Les 8 et 9 mars 2026, le festival dédié aux spiritueux d'agave s'installe à l'Hôtel Kube pour une édition qui s'annonce plus festive et engagée que jamais.
On ne vous apprend rien : le mezcal, c'est pas juste un shot qu'on descend avant de regretter ses choix de vie. C'est une culture, un terroir, des siècles de savoir-faire artisanal. Et pour la preuve, rendez-vous les 8 et 9 mars 2026 à Paris 18e, où le festival Viva Agave reprend du service à l'Hôtel Kube.
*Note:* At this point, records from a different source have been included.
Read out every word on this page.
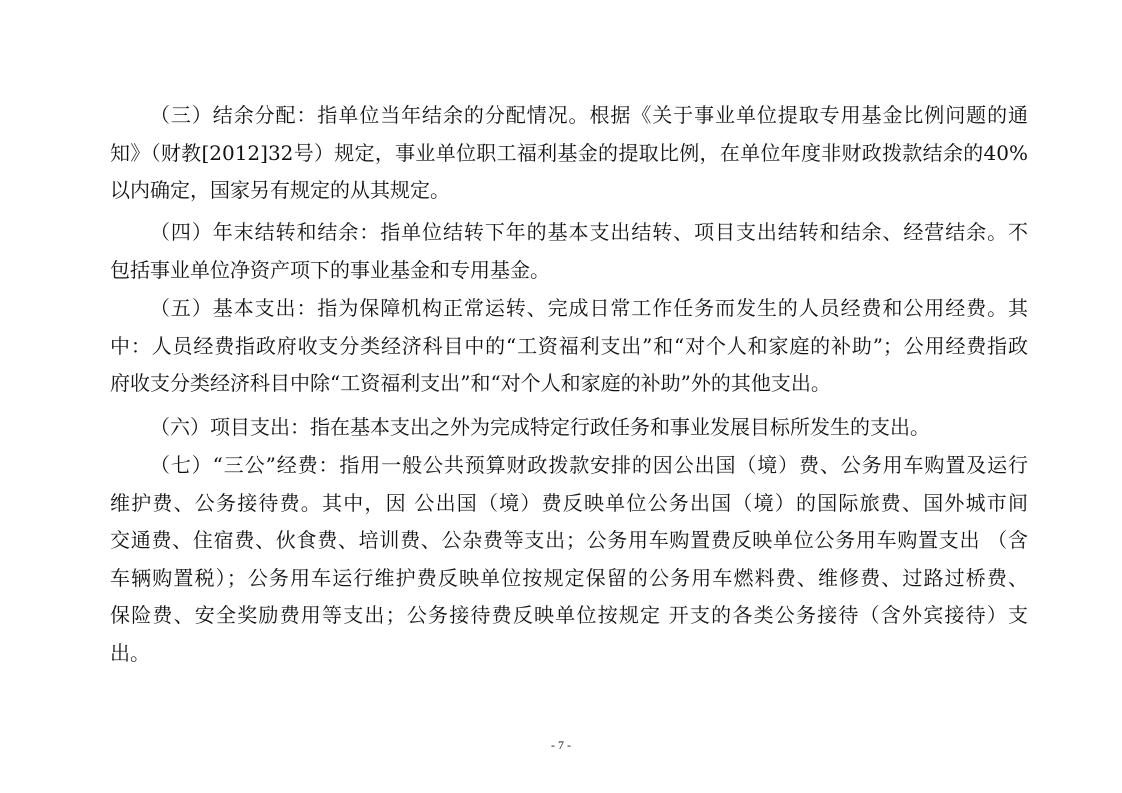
（三）结余分配：指单位当年结余的分配情况。根据《关于事业单位提取专用基金比例问题的通
知》（财教[2012]32号）规定，事业单位职工福利基金的提取比例，在单位年度非财政拨款结余的40%
以内确定，国家另有规定的从其规定。
（四）年末结转和结余：指单位结转下年的基本支出结转、项目支出结转和结余、经营结余。不
包括事业单位净资产项下的事业基金和专用基金。
（五）基本支出：指为保障机构正常运转、完成日常工作任务而发生的人员经费和公用经费。其
中：人员经费指政府收支分类经济科目中的“工资福利支出”和“对个人和家庭的补助”；公用经费指政
府收支分类经济科目中除“工资福利支出”和“对个人和家庭的补助”外的其他支出。
（六）项目支出：指在基本支出之外为完成特定行政任务和事业发展目标所发生的支出。
（七）“三公”经费：指用一般公共预算财政拨款安排的因公出国（境）费、公务用车购置及运行
维护费、公务接待费。其中，因 公出国（境）费反映单位公务出国（境）的国际旅费、国外城市间
交通费、住宿费、伙食费、培训费、公杂费等支出；公务用车购置费反映单位公务用车购置支出 （含
车辆购置税）；公务用车运行维护费反映单位按规定保留的公务用车燃料费、维修费、过路过桥费、
保险费、安全奖励费用等支出；公务接待费反映单位按规定 开支的各类公务接待（含外宾接待）支
出。
- 7 -
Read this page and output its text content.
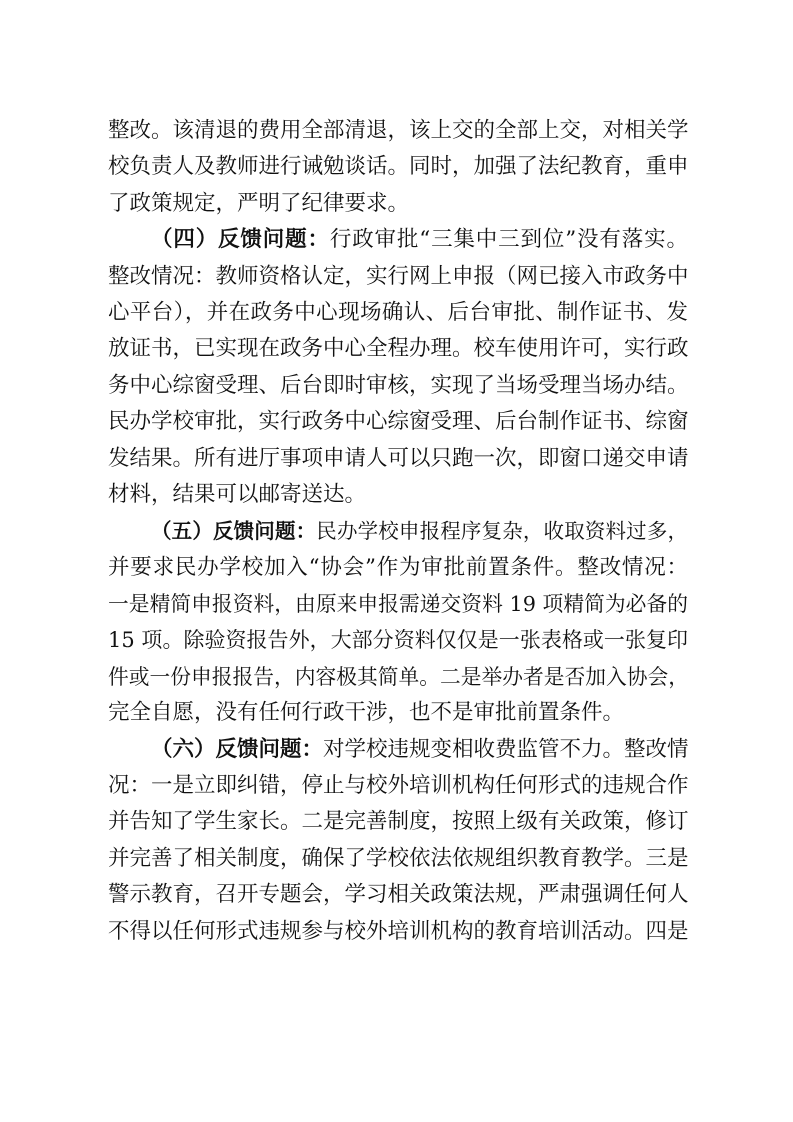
整改。该清退的费用全部清退，该上交的全部上交，对相关学
校负责人及教师进行诫勉谈话。同时，加强了法纪教育，重申
了政策规定，严明了纪律要求。
（四）反馈问题：行政审批“三集中三到位”没有落实。
整改情况：教师资格认定，实行网上申报（网已接入市政务中
心平台），并在政务中心现场确认、后台审批、制作证书、发
放证书，已实现在政务中心全程办理。校车使用许可，实行政
务中心综窗受理、后台即时审核，实现了当场受理当场办结。
民办学校审批，实行政务中心综窗受理、后台制作证书、综窗
发结果。所有进厅事项申请人可以只跑一次，即窗口递交申请
材料，结果可以邮寄送达。
（五）反馈问题：民办学校申报程序复杂，收取资料过多，
并要求民办学校加入“协会”作为审批前置条件。整改情况：
一是精简申报资料，由原来申报需递交资料 19 项精简为必备的
15 项。除验资报告外，大部分资料仅仅是一张表格或一张复印
件或一份申报报告，内容极其简单。二是举办者是否加入协会，
完全自愿，没有任何行政干涉，也不是审批前置条件。
（六）反馈问题：对学校违规变相收费监管不力。整改情
况：一是立即纠错，停止与校外培训机构任何形式的违规合作
并告知了学生家长。二是完善制度，按照上级有关政策，修订
并完善了相关制度，确保了学校依法依规组织教育教学。三是
警示教育，召开专题会，学习相关政策法规，严肃强调任何人
不得以任何形式违规参与校外培训机构的教育培训活动。四是
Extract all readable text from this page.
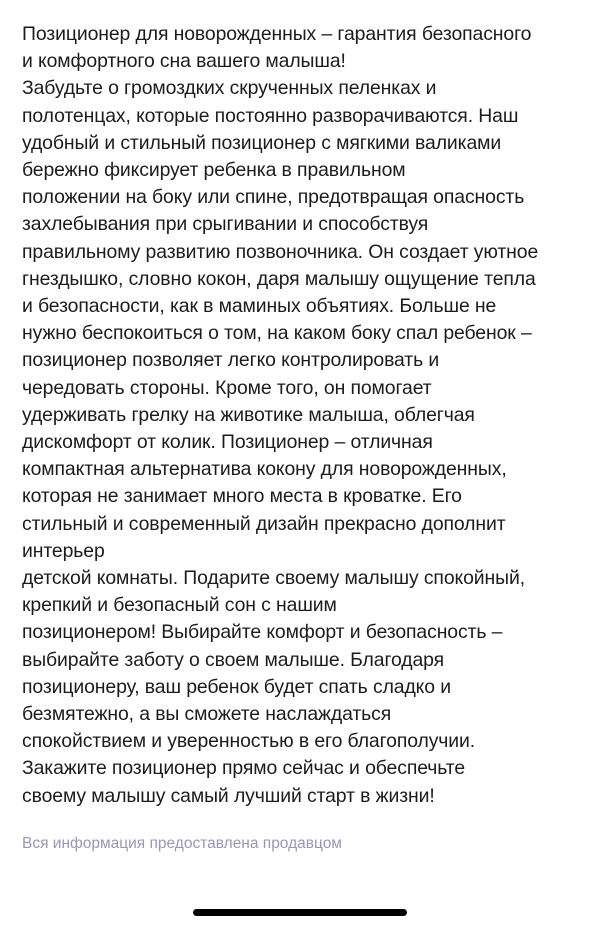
Позиционер для новорожденных – гарантия безопасного
и комфортного сна вашего малыша!
Забудьте о громоздких скрученных пеленках и
полотенцах, которые постоянно разворачиваются. Наш
удобный и стильный позиционер с мягкими валиками
бережно фиксирует ребенка в правильном
положении на боку или спине, предотвращая опасность
захлебывания при срыгивании и способствуя
правильному развитию позвоночника. Он создает уютное
гнездышко, словно кокон, даря малышу ощущение тепла
и безопасности, как в маминых объятиях. Больше не
нужно беспокоиться о том, на каком боку спал ребенок –
позиционер позволяет легко контролировать и
чередовать стороны. Кроме того, он помогает
удерживать грелку на животике малыша, облегчая
дискомфорт от колик. Позиционер – отличная
компактная альтернатива кокону для новорожденных,
которая не занимает много места в кроватке. Его
стильный и современный дизайн прекрасно дополнит
интерьер
детской комнаты. Подарите своему малышу спокойный,
крепкий и безопасный сон с нашим
позиционером! Выбирайте комфорт и безопасность –
выбирайте заботу о своем малыше. Благодаря
позиционеру, ваш ребенок будет спать сладко и
безмятежно, а вы сможете наслаждаться
спокойствием и уверенностью в его благополучии.
Закажите позиционер прямо сейчас и обеспечьте
своему малышу самый лучший старт в жизни!
Вся информация предоставлена продавцом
Au programme ? Plus de 100 références à découvrir, une vingtaine d'exposants venus présenter mezcal, tequila, raicilla, bacanora et autres distillats mexicains — sans oublier quelques surprises venues d'Amérique du Sud. Car oui, cette année, les organisateurs ont décidé d'élargir l'horizon avec le Cocuy (à prononcer "cocouille", on vous laisse briser la glace avec ça), un spiritueux d'agave vénézuélien encore ultra-confidentiel et presque introuvable hors de ses frontières d'origine. Rare, donc.

Trois jours, trois ambiances
Tout commence dès le vendredi 6 mars avec un dîner gala un peu particulier : il célèbre les 200 ans de relations diplomatiques entre la France et le Mexique. Le chef Mauricio López, du restaurant Milpan à Fontainebleau, signe un menu qui joue la carte du dialogue culturel (tlacoyo de maïs bleu, suprême de volaille sauce mole, muffin de maïs glacé à la mandarine). Le tout arrosé d'un cocktail signature concocté par Martha Murguía, l'Ambassadrice de la Tequila et du mezcal en France, en collaboration avec Quentin Lamy de La Mezcaleria. Comptez 55 € la place.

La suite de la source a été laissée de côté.